Staff is correct

Staff is the collective noun for a group of people in an organisation. It is the same way that a flock is a collective noun for a group of birds, a herd is a group of grazing animals and a school is a group of fish.

Canadian Officer manual image — how to handle a staff (cane drill)Staff (in Old English it was stæf) is an old word for a walking stick, a strong pole used for carrying, or a rod used as a weapon. The staff became a military symbol of rank and was carried by the officers who assisted the army commander. Hence at about the turn of the 18th century the group of military officers that assisted the commander became the staff. Its meaning broadened to include a group of employees in about the mid 19th century. The image is from the Canadian Army Manual of Drill and Ceremonial | Chapter 6 Sword, pace stick and cane drill.

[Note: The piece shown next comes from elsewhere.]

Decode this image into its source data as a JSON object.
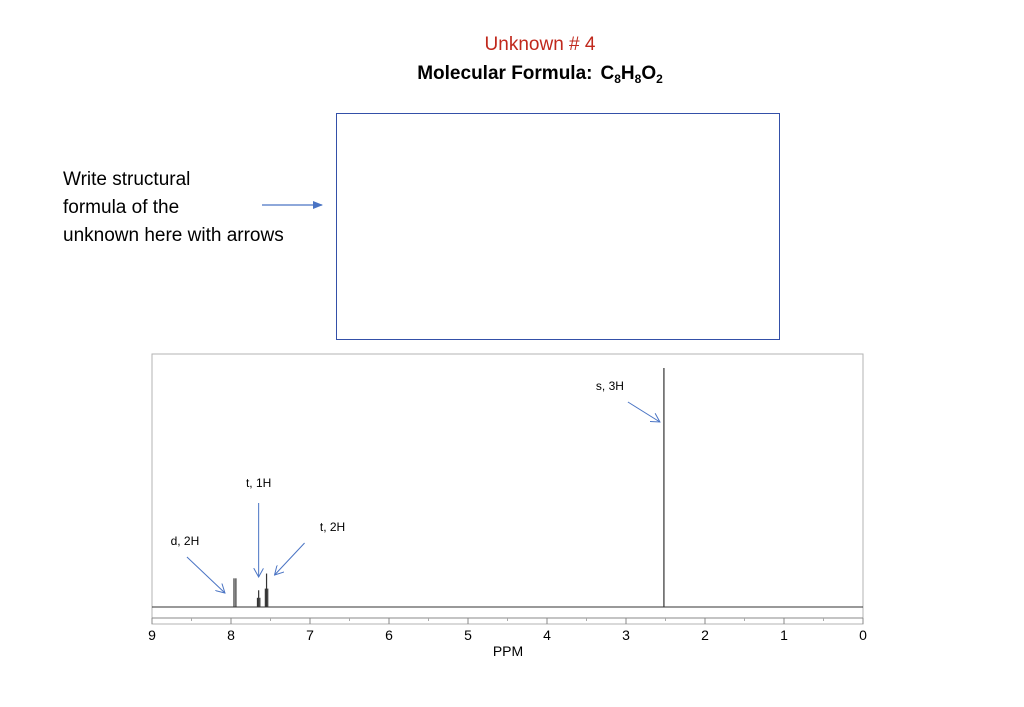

Everyone accepts that staff is a collective noun. However a problem arises when you team it with a verb. Collective nouns are singular, that is you have one herd, one school or one staff, therefore the usage should be the staff is working hard not the staff are working hard.

However, it can also be used as a plural which I can’t quite accept. I shouldn’t be going against the flow and I should just accept the ambiguity but I can’t.

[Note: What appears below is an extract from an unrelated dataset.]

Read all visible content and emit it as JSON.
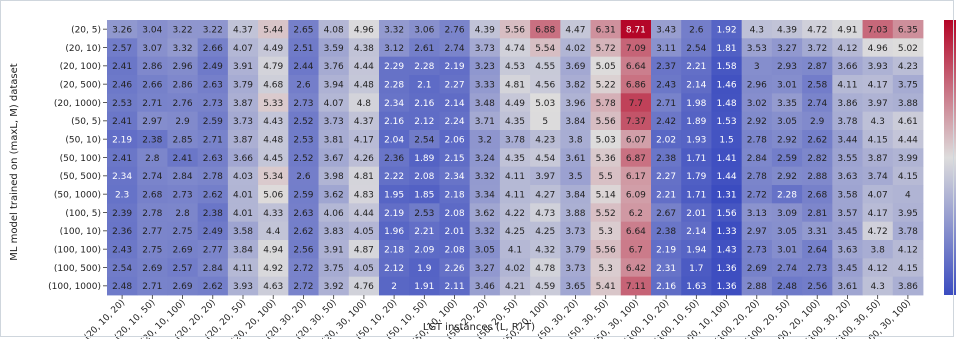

Supposedly staff can take a singular or plural verb depending on whether staff refers to the group or its members as individuals. This argument is circular because there is no way of knowing whether it refers to the collective, or the members, other than by the use of the singular or plural verb. Neither can you use this argument for flock, herd or school.

When editing I always use staff as a collective noun and match it with “is” or other singular verbs. If the original author uses the plural form and I believe they are talking about individuals I will add … members of … staff so that, for instance, the plural verb “are” will work. The word, staff, gets so overused in management documents I will quite often replace it altogether with more positive words. Words such as team, team-members, and people or other more managerial terms such as personnel, employees or even workers can be used. I don’t use human resources because it makes people sounds like assets like paper clips.

I know that I am being stubborn not accepting that staff are ever plural but I am not going to go along with the herd.